Non c'è pace per i dipendenti pubblici palestinesi, malgrado la recente visita di Abu Mazen all'ONU, con cui di fatto è stato cestinato il Trattato di Pace del 1993 sottoscritto ad Oslo fra ANP e Israele. Migliaia di dipendenti pubblici sono scesi in piazza ieri, a Ramallah e nelle altre città del West Bank, per protestare contro il mancato pagamento degli stipendi e l'aumento del costo della vita. Le manifestazioni proseguiranno oggi.
Il passo indietro nel processo di pace e la fuga in avanti da parte della leadership palestinese, rischiano di mettere ancora più in ginocchio il popolo palestinese, prostrato da una crisi economica aggravata dalla corruzione e malaffare dilaganti, e dalle spese pazze del governo di Ramallah (e sì che qualche viaggetto in meno se lo poteva permettere, il nostro Abu Mazen...).
Secondo la Banca Mondiale e il FMI l'autorità palestinese denuncia un ammanco di cassa di circa 400 milioni di dollari. Un buco nei conti pubblici aggravato dall'indisponibilità degli stati arabi ad allargare i cordoni della borsa, e dalle difficoltà economiche in cui versa l'Unione Europea, principale finanziatore mondiale dell'embrione del futuro stato palestinese.
La decisione unilaterale dello scorso 29 novembre, con conseguente annullamento del Protocollo di Parigi, che regola(va) i rapporti economici fra Gerusalemme e Autorità Palestinese, rischiano di danneggiare ulteriormente la popolazione palestinese.

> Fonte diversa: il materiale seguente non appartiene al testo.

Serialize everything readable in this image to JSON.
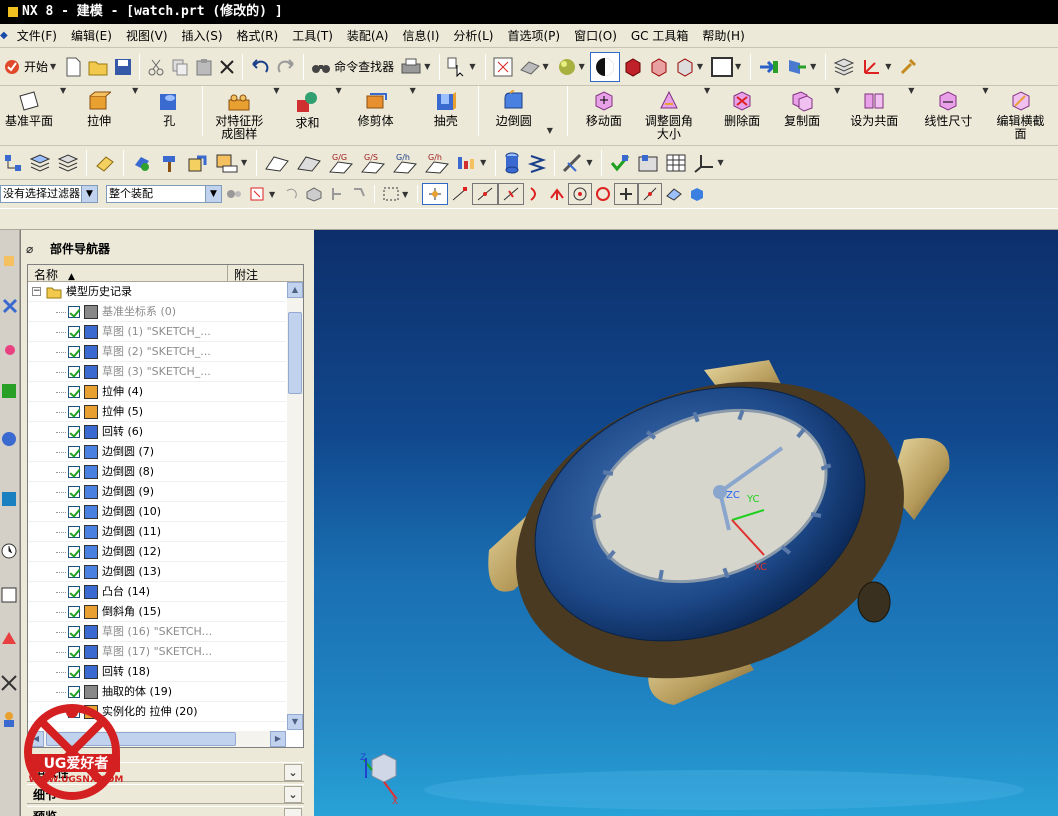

In una mossa che conferma le finalità puramente propagandistiche della sua dirigenza, Abu Mazen ha ignorato le proteste, rivolgendosi all'ONU per chiedere che i profughi palestinesi ospitati nei campi profughi in Siria, possano essere spostati nel West Bank e a Gaza per sfuggire alla brutale repressione di Assad. Domenica, diecine di palestinesi residenti nel campo profughi di Yarmouk (alla periferia di Damasco) sono state trucidate dai bombardamenti dell'aviazione siriana, mentre si trovavano in una moschea. Dall'inizio del genocidio in Siria, oltre 21 mesi fa, più di 700 palestinesi sono stati uccisi in Siria, nella sostanziale indifferenza generale. Stridente il confronto con l'attenzione internazionale riservata alla recente operazione Pillar of Difense, in cui hanno perso la vita a Gaza 170 palestinesi, dei quali più di 100 militanti appartenenti ad Hamas, e un considerevole numero di civili impiegati come scudi umani dai terroristi islamici.
«C'è una crisi umanitaria in atto», denuncia Abu Mazen riferendosi ai palestinesi siriani. Ignorati fino ad ora, ostracizzati da Hamas come nemici del popolo fino a quando era ancora in essere la sede centrale di Damasco; potrebbero tornare utili come ennesima arma di pressione nei confronti del confinante Israele, come è stato da sempre.
Non è improbabile che le Nazioni Unite, ormai a chiara conduzione "non allineata" (più del 60% degli stati membri, votanti in Assemblea Generale, appartiene al "NAM", acronimo di Non Aligned Movement...), appoggi la proposta di deportare i profughi palestinesi, dalla Siria a ridosso dei confini israeliani. Martedì l'UNGA ha fornito nuove prove del suo orientamento parziale, approvando ben nove risoluzioni contro Israele. Prima della fine di questa settimana, le risoluzioni adottate contro lo stato ebraico saranno complessivamente 22; soltanto una, blanda, è prevista per Iran, Siria e Corea del Nord.
Assad massacra la sua popolazione - 45 mila le vittime accertate da marzo 2011 - l'Egitto piomba nell'oscurantismo islamico, la shari'a è approvata in Tunisia, in Arabia Saudita le donne sono marginalizzate e in Iran si lavora febbrilmente attorno alla bomba atomica. Ma tutto ciò sfugge all'ONU, per cui la più grave minaccia alla pace mondiale è la stessa esistenza di Israele.